A large amount of private data belonging to pet owners and their animals was left exposed after a database from Rainwalk Pet, a South Carolina-based firm, was found publicly accessible online.
Cybersecurity researcher Jeremiah Fowler discovered the misconfigured database and reported it to Website Planet, which verified the exposure. The open database reportedly contained sensitive customer information, though the full extent of the leak has not yet been confirmed.
The database, which was not password-protected or encrypted, reportedly exposed 158 GB of data containing around 85,361 files, including sensitive records such as pet insurance claims and veterinary bills.
For customers, the breach exposed names, phone numbers, physical and email addresses, and even partial credit card numbers. Details about the pets were also included, such as their names, breeds, medical history, and microchip numbers. Here are some screenshots of exposed data shared by the researcher:
Fowler immediately sent a disclosure notice to Rainwalk, but the database remained accessible for almost a month before it was secured. It remains unclear how long the data was exposed or if a third party with malicious intent accessed it.

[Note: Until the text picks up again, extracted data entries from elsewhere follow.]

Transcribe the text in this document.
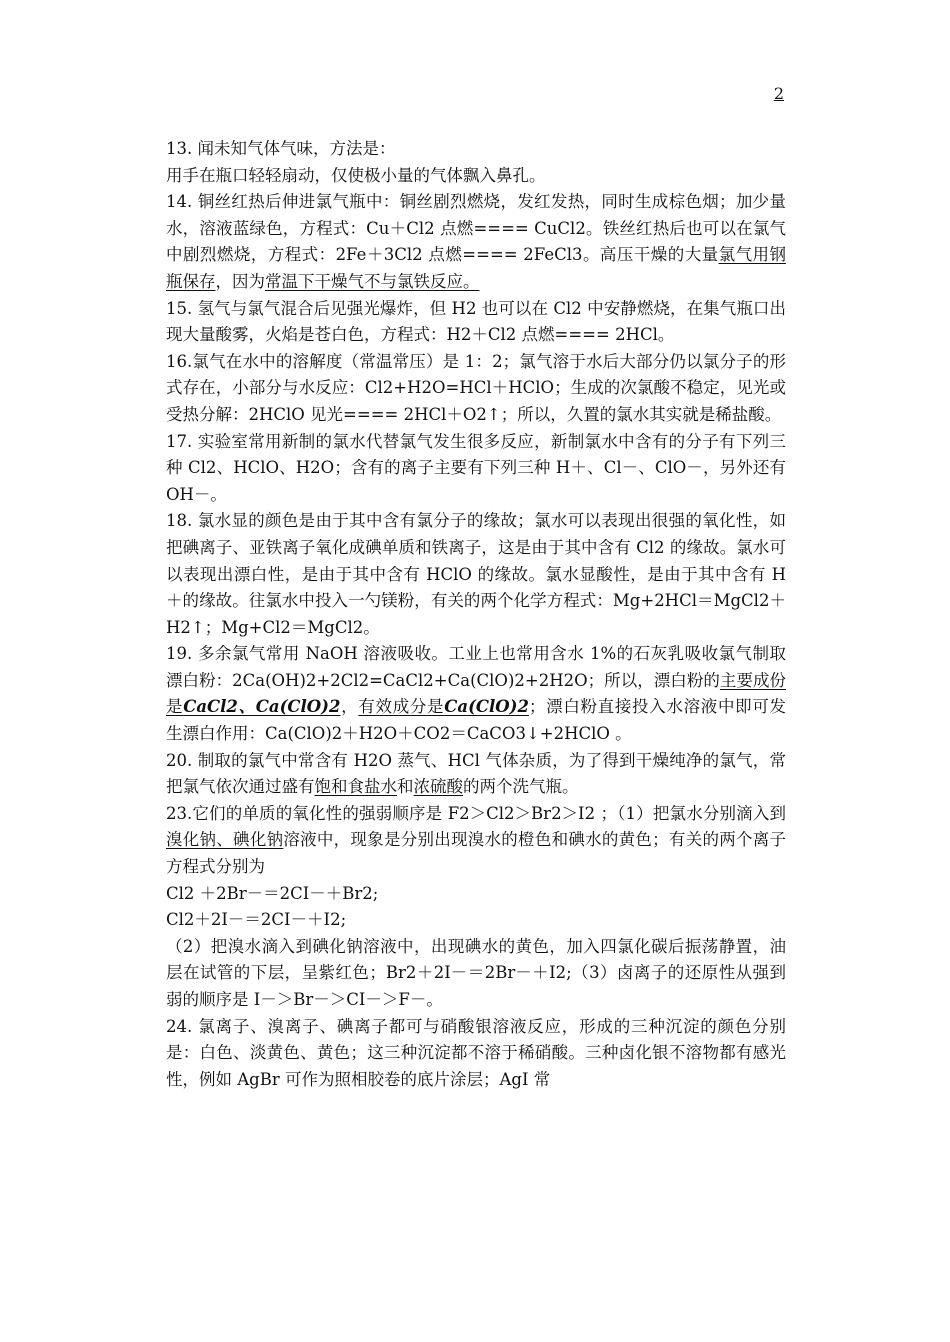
2

13. 闻未知气体气味，方法是：

用手在瓶口轻轻扇动，仅使极小量的气体飘入鼻孔。

14. 铜丝红热后伸进氯气瓶中：铜丝剧烈燃烧，发红发热，同时生成棕色烟；加少量水，溶液蓝绿色，方程式：Cu＋Cl2 点燃==== CuCl2。铁丝红热后也可以在氯气中剧烈燃烧，方程式：2Fe＋3Cl2 点燃==== 2FeCl3。高压干燥的大量氯气用钢瓶保存，因为常温下干燥气不与氯铁反应。

15. 氢气与氯气混合后见强光爆炸，但 H2 也可以在 Cl2 中安静燃烧，在集气瓶口出现大量酸雾，火焰是苍白色，方程式：H2＋Cl2 点燃==== 2HCl。

16.氯气在水中的溶解度（常温常压）是 1：2；氯气溶于水后大部分仍以氯分子的形式存在，小部分与水反应：Cl2+H2O=HCl＋HClO；生成的次氯酸不稳定，见光或受热分解：2HClO 见光==== 2HCl＋O2↑；所以，久置的氯水其实就是稀盐酸。

17. 实验室常用新制的氯水代替氯气发生很多反应，新制氯水中含有的分子有下列三种 Cl2、HClO、H2O；含有的离子主要有下列三种 H＋、Cl－、ClO－，另外还有 OH－。

18. 氯水显的颜色是由于其中含有氯分子的缘故；氯水可以表现出很强的氧化性，如把碘离子、亚铁离子氧化成碘单质和铁离子，这是由于其中含有 Cl2 的缘故。氯水可以表现出漂白性，是由于其中含有 HClO 的缘故。氯水显酸性，是由于其中含有 H＋的缘故。往氯水中投入一勺镁粉，有关的两个化学方程式：Mg+2HCl＝MgCl2＋H2↑；Mg+Cl2＝MgCl2。

19. 多余氯气常用 NaOH 溶液吸收。工业上也常用含水 1%的石灰乳吸收氯气制取漂白粉：2Ca(OH)2+2Cl2=CaCl2+Ca(ClO)2+2H2O；所以，漂白粉的主要成份是CaCl2、Ca(ClO)2，有效成分是Ca(ClO)2；漂白粉直接投入水溶液中即可发生漂白作用：Ca(ClO)2＋H2O＋CO2＝CaCO3↓+2HClO 。

20. 制取的氯气中常含有 H2O 蒸气、HCl 气体杂质，为了得到干燥纯净的氯气，常把氯气依次通过盛有饱和食盐水和浓硫酸的两个洗气瓶。

23.它们的单质的氧化性的强弱顺序是 F2＞Cl2＞Br2＞I2 ；（1）把氯水分别滴入到溴化钠、碘化钠溶液中，现象是分别出现溴水的橙色和碘水的黄色；有关的两个离子方程式分别为

Cl2 ＋2Br－＝2CI－＋Br2;

Cl2＋2I－＝2CI－＋I2;

（2）把溴水滴入到碘化钠溶液中，出现碘水的黄色，加入四氯化碳后振荡静置，油层在试管的下层，呈紫红色；Br2＋2I－＝2Br－＋I2;（3）卤离子的还原性从强到弱的顺序是 I－＞Br－＞CI－＞F－。

24. 氯离子、溴离子、碘离子都可与硝酸银溶液反应，形成的三种沉淀的颜色分别是：白色、淡黄色、黄色；这三种沉淀都不溶于稀硝酸。三种卤化银不溶物都有感光性，例如 AgBr 可作为照相胶卷的底片涂层；AgI 常
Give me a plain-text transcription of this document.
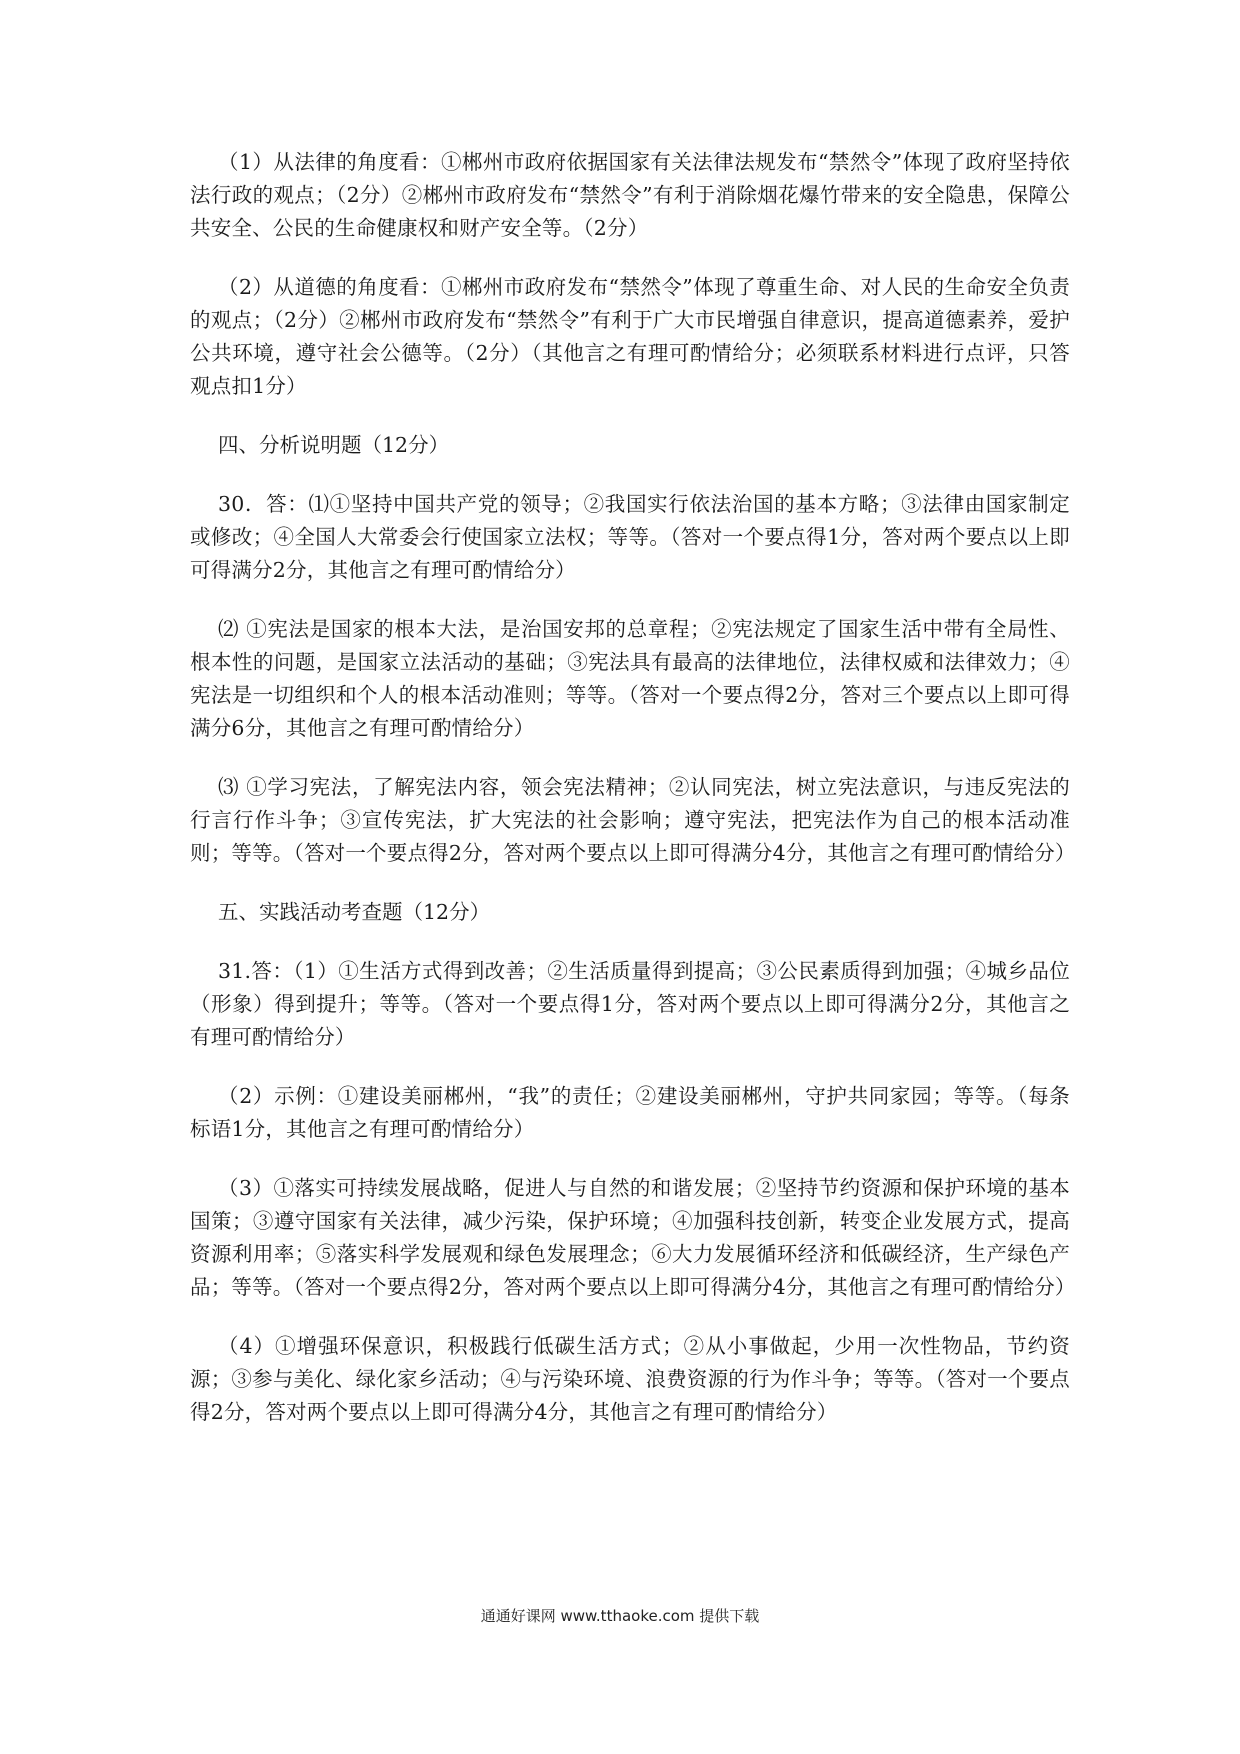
（1）从法律的角度看：①郴州市政府依据国家有关法律法规发布“禁然令”体现了政府坚持依法行政的观点；（2分）②郴州市政府发布“禁然令”有利于消除烟花爆竹带来的安全隐患，保障公共安全、公民的生命健康权和财产安全等。（2分）

（2）从道德的角度看：①郴州市政府发布“禁然令”体现了尊重生命、对人民的生命安全负责的观点；（2分）②郴州市政府发布“禁然令”有利于广大市民增强自律意识，提高道德素养，爱护公共环境，遵守社会公德等。（2分）（其他言之有理可酌情给分；必须联系材料进行点评，只答观点扣1分）

四、分析说明题（12分）

30．答：⑴①坚持中国共产党的领导；②我国实行依法治国的基本方略；③法律由国家制定或修改；④全国人大常委会行使国家立法权；等等。（答对一个要点得1分，答对两个要点以上即可得满分2分，其他言之有理可酌情给分）

⑵ ①宪法是国家的根本大法，是治国安邦的总章程；②宪法规定了国家生活中带有全局性、根本性的问题，是国家立法活动的基础；③宪法具有最高的法律地位，法律权威和法律效力；④宪法是一切组织和个人的根本活动准则；等等。（答对一个要点得2分，答对三个要点以上即可得满分6分，其他言之有理可酌情给分）

⑶ ①学习宪法，了解宪法内容，领会宪法精神；②认同宪法，树立宪法意识，与违反宪法的行言行作斗争；③宣传宪法，扩大宪法的社会影响；遵守宪法，把宪法作为自己的根本活动准则；等等。（答对一个要点得2分，答对两个要点以上即可得满分4分，其他言之有理可酌情给分）

五、实践活动考查题（12分）

31.答：（1）①生活方式得到改善；②生活质量得到提高；③公民素质得到加强；④城乡品位（形象）得到提升；等等。（答对一个要点得1分，答对两个要点以上即可得满分2分，其他言之有理可酌情给分）

（2）示例：①建设美丽郴州，“我”的责任；②建设美丽郴州，守护共同家园；等等。（每条标语1分，其他言之有理可酌情给分）

（3）①落实可持续发展战略，促进人与自然的和谐发展；②坚持节约资源和保护环境的基本国策；③遵守国家有关法律，减少污染，保护环境；④加强科技创新，转变企业发展方式，提高资源利用率；⑤落实科学发展观和绿色发展理念；⑥大力发展循环经济和低碳经济，生产绿色产品；等等。（答对一个要点得2分，答对两个要点以上即可得满分4分，其他言之有理可酌情给分）

（4）①增强环保意识，积极践行低碳生活方式；②从小事做起，少用一次性物品，节约资源；③参与美化、绿化家乡活动；④与污染环境、浪费资源的行为作斗争；等等。（答对一个要点得2分，答对两个要点以上即可得满分4分，其他言之有理可酌情给分）

通通好课网 www.tthaoke.com 提供下载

The research detailing this exposure was shared with Hackread.com.
The Financial Threat
The combination of pet and owner data creates serious privacy and financial risks. Unlike human health records, there are no direct privacy laws, like HIPAA, for pet information. However, when pet details are connected to personal identifying information (PII), it becomes an attractive target for cyber criminals.
Recent research (PDF) shows that most cybercrimes are financially motivated. With veterinary bills sometimes reaching thousands of dollars, there is also risk for the company itself, which could face financial losses if criminals exploit the data to submit fraudulent insurance claims.
The exposure of microchip numbers adds another concern. As seen in previous incidents, thousands of pet owners have already been targeted by scam emails claiming their pet’s microchip needs to be “renewed” for a fee, even though microchips never expire.
Staying Safe
Another risk to owners involves how the company handles refunds. Fowler noted that some emails from customers suggested they could receive refunds via Venmo by sending their QR code to the company. This process could allow criminals to intercept payments by inserting their own information to steal a customer’s reimbursement money.
It is also common for scammers to exploit the emotional bond between owners and their animals to make their messages seem believable. They could send fake invoices that appear legitimate by referencing genuine claim amounts or dates.
To prevent such scams, Fowler advises pet insurance companies to secure data through encryption and proper access controls. For customers, he recommends verifying the identity of anyone claiming to represent the company and communicating only through official channels.